Since I am implementing both the matrix class itself and the operators, I'd like the production version to avoid
the extra checking. If I make operator+ a (non-friend) free function, I have no choice but to either incur the
extra overhead of checks or make another unsafe accessor function public. I don't like the second approach
because it means the user can use that method also. (I'd rather have the program fail in a deterministic
fashion than a random one; this is what exceptions buy me).

What I'd really like to do is make the unchecked accessor function private and have my member functions/
operators call the unchecked ones instead.
At some point you have to trust the users of your class to do the right thing. You need an unchecked accessor. They might too. Make it public. The STL has the same issues -- some containers have both checked and unchecked versions of functions (at() vs. operator[], for example) for this very reason -- efficiency vs. safety. And they leave it to the user to decide which to use.
Although it may be a pain, could you create an Index class to use as a parameter to operator[]? You could then range check in its constructor and once you have a 'valid' Index object as long as you keep it around it could access elements without checking for each access. I suppose this introduces a number of other challenges, though. For example, how to invalidate them when the bounds change, etc.
I guess another related idea would be to create another abstraction that controls access to the elements.
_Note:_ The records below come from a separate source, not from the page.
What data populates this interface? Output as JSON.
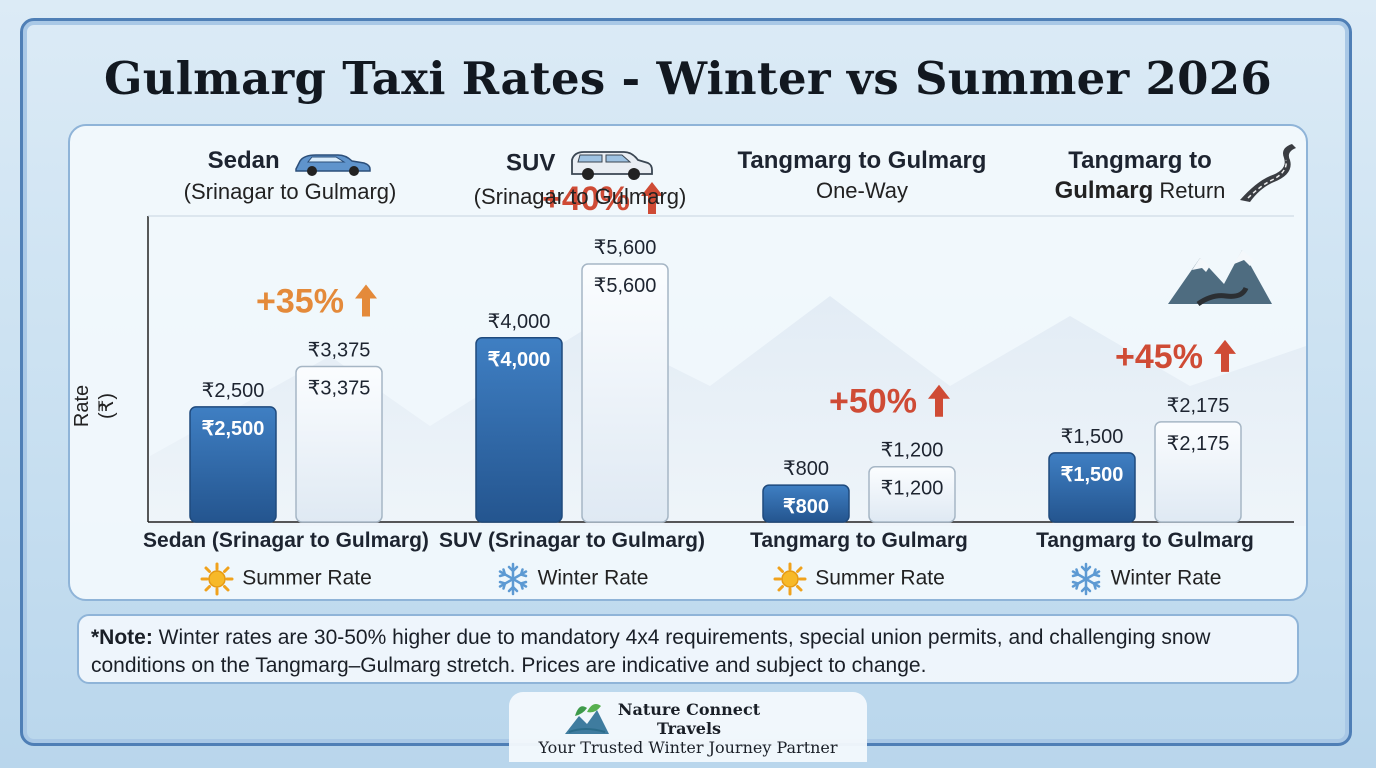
{
  "title": "Gulmarg Taxi Rates - Winter vs Summer 2026",
  "chart_data": {
    "type": "bar",
    "ylabel": "Rate (₹)",
    "ylim": [
      0,
      6600
    ],
    "headers": [
      {
        "line1": "Sedan",
        "line2": "(Srinagar to Gulmarg)",
        "icon": "sedan-car-icon"
      },
      {
        "line1": "SUV",
        "line2": "(Srinagar to Gulmarg)",
        "icon": "suv-car-icon"
      },
      {
        "line1": "Tangmarg to Gulmarg",
        "line2": "One-Way",
        "icon": ""
      },
      {
        "line1": "Tangmarg to",
        "line2_bold": "Gulmarg",
        "line2": "Return",
        "icon": "winding-road-icon"
      }
    ],
    "categories": [
      "Sedan (Srinagar to Gulmarg)",
      "SUV (Srinagar to Gulmarg)",
      "Tangmarg to Gulmarg",
      "Tangmarg to Gulmarg"
    ],
    "legend_labels": [
      "Summer Rate",
      "Winter Rate",
      "Summer Rate",
      "Winter Rate"
    ],
    "legend_icons": [
      "sun-icon",
      "snowflake-icon",
      "sun-icon",
      "snowflake-icon"
    ],
    "series": [
      {
        "name": "Summer Rate",
        "values": [
          2500,
          4000,
          800,
          1500
        ],
        "labels": [
          "₹2,500",
          "₹4,000",
          "₹800",
          "₹1,500"
        ],
        "color": "#2f68ab"
      },
      {
        "name": "Winter Rate",
        "values": [
          3375,
          5600,
          1200,
          2175
        ],
        "labels": [
          "₹3,375",
          "₹5,600",
          "₹1,200",
          "₹2,175"
        ],
        "color": "#eef3f8"
      }
    ],
    "increase_labels": [
      "+35%",
      "+40%",
      "+50%",
      "+45%"
    ],
    "increase_colors": [
      "#e48a3a",
      "#cf4b35",
      "#cf4b35",
      "#cf4b35"
    ]
  },
  "note": {
    "prefix": "*Note:",
    "text": " Winter rates are 30-50% higher due to mandatory 4x4 requirements, special union permits, and challenging snow conditions on the Tangmarg–Gulmarg stretch.  Prices are indicative and subject to change."
  },
  "brand": {
    "name": "Nature Connect Travels",
    "tagline": "Your Trusted Winter Journey Partner"
  }
}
A range object could range check the low and high indexes and then allow access to any of the included indexes.
What would be the advantage over a simple if statement?
I'm just brainstorming...

At some point you have to trust the users of your class to do the right thing. You need an unchecked accessor. They might too. Make it public. The STL has the same issues -- some containers have both checked and unchecked versions of functions (at() vs. operator[], for example) for this very reason -- efficiency vs. safety. And they leave it to the user to decide which to use.


Why not a debug version vs. production version of the library? debug version checks, production version doesn't.

I know STL has those issues. But vector<>::operator[], for example was done that way so it was bug-for-bug
compatible with C arrays, and I would guess string::operator[] was the same reasoning (with C strings). And
iterators were created to avoid the problem in the first place.